- Born: 1936 Tulkarm, Mandatory Palestine
- Died: 25 July 1979 (aged 42–43) Cannes, France
- Cause of death: Assassinated
- Occupation: Leader of the pro-Syria as-Sa'iqa faction of the Palestine Liberation Organization (PLO)
- Political party: As-Sa'iqa

= Zuheir Mohsen =

Palestinian leader of the As-Sa'iqa Ba'athist (1936 - 1979)

Zuheir Mohsen (زهير محسن; 1936 – 25 July 1979) was a Palestinian politician who was the leader of the Ba'athist As-Sa'iqa faction of the Palestine Liberation Organization (PLO) between 1971 and 1979.

Previously active in the Jordanian wing of the Ba'ath Party during the Jordanian rule of the West Bank, he was chosen for this position after defense minister Hafez al-Assad's 1969–70 takeover in Syria, which he had supported against the previously dominant government of Salah Jadid. Mohsen was also a member of the National Command of the Ba'ath Party.

==Early life and career==
Mohsen was born in Tulkarm, Mandatory Palestine, now in the northern West Bank, where his father was the mukhtar (head of the town). He became involved in political activity at a young age, joining the Ba'ath party at the age of 17. Mohsen trained as a teacher but lost his job in 1957 after being arrested for "subversive activity". He subsequently spent time in Qatar, from where he was eventually deported as a result of his political activity, before making his way to Damascus where he helped form as-Sa'iqa.

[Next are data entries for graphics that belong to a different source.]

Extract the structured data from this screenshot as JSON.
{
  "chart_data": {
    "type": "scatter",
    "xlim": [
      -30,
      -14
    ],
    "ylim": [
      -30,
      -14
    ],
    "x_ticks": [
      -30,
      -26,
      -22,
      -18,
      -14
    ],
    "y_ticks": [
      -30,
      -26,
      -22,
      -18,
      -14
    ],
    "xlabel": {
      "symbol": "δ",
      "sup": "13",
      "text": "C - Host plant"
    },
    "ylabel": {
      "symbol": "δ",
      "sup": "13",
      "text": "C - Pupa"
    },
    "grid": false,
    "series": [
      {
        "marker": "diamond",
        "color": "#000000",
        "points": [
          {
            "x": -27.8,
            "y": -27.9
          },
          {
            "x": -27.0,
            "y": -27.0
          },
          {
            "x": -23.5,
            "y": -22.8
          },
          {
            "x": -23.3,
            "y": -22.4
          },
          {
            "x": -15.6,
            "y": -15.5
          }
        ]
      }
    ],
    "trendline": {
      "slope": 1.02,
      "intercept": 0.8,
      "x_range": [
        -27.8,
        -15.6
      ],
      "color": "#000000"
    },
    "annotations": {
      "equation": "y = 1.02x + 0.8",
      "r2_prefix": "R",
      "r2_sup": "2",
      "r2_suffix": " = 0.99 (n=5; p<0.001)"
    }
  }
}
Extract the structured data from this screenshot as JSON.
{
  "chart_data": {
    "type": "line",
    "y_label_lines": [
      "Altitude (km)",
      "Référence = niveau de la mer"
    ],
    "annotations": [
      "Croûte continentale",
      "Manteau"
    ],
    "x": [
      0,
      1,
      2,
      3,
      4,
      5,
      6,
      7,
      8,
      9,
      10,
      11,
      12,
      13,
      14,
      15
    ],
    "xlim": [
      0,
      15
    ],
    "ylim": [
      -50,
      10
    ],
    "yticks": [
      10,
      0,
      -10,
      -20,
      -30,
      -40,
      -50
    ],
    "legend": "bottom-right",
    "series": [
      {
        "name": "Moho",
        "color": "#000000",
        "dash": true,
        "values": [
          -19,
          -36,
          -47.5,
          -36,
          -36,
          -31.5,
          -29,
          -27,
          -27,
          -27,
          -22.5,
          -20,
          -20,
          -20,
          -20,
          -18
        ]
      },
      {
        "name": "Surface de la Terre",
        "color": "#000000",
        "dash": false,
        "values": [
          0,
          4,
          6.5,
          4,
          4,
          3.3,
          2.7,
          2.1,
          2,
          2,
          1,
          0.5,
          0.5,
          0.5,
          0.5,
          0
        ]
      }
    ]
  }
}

Mohsen rose to the position of heading as-Sa'iqa thanks to his close links to Assad, who after taking power in Syria purged the movement of its leftist elements (bringing it ideologically closer to Fatah) and appointed Mohsen as its general secretary.

Journalist Robert Fisk stated that As-Saiqa under Mohsen during the Lebanese Civil War employed its energies against the PLO, seeing in June 1976 "The PLO in open combat within West Beirut against As-Saiqa, who had attacked Arafat's forces on orders from Damascus"

==Political views ==
As a member of the As-Sa'iqa faction, Mohsen followed the line of Ba'athist ideology, which interpreted the question of Palestine through a pan-nationalist sense which contradicted the PLO's official stance and charter that affirmed the independent existence of Palestinian Arabs as a nation which belongs to a single democratic state that consists of all of former Mandatory Palestine.

In a March 1977 interview with the Dutch newspaper Trouw, Mohsen made the following remark:

"The Palestinian people does not exist … there is no difference between Jordanians, Palestinians, Syrians, and Lebanese. Between Jordanians, Palestinians, Syrians and Lebanese there are no differences. We are all part of one people, the Arab nation [...] Just for political reasons we carefully underwrite our Palestinian identity. Because it is of national interest for the Arabs to advocate the existence of Palestinians to balance Zionism. Only for political and tactical reasons do we speak today about the existence of a Palestinian people, since Arab national interests demand that we posit the existence of a distinct "Palestinian people" to oppose Zionism. For tactical reasons, Jordan, which is a sovereign state with defined borders, cannot raise claims to Haifa and Jaffa, while as a Palestinian, I can undoubtedly demand Haifa, Jaffa, Beer-Sheva and Jerusalem. Once we have acquired all our rights in all of Palestine, we must not delay for a moment the reunification of Jordan and Palestine".

The interviewer James Dorsey stated that "Mohsen's position is not that surprising. Listening to his political and ideological views, one sometimes cannot suppress the feeling that perhaps less has changed in the Arab world than was originally expected", referring to the decline of Pan-Arabism in the aftermath of the Six Day War in 1967.

==Assassination==
Mohsen was killed by gunshots to his head as he left a casino in Cannes on 25 July 1979 and walked towards the apartment. Although the attack was blamed by various sources on Mossad, Palestinians, and Egypt, the gunmen were at first not identified. In 2018, Ronen Bergman claimed that it was the first assassination by a new Israeli combat union, called "The New Bayonet". According to Bergman; "The Mossad marked the hit down as a success."
Both Yasir Arafat and Hafez al-Assad attended his funeral in Damascus on 29 July. He was initially succeeded as leader of As-Sa'iqa by Sami Attari.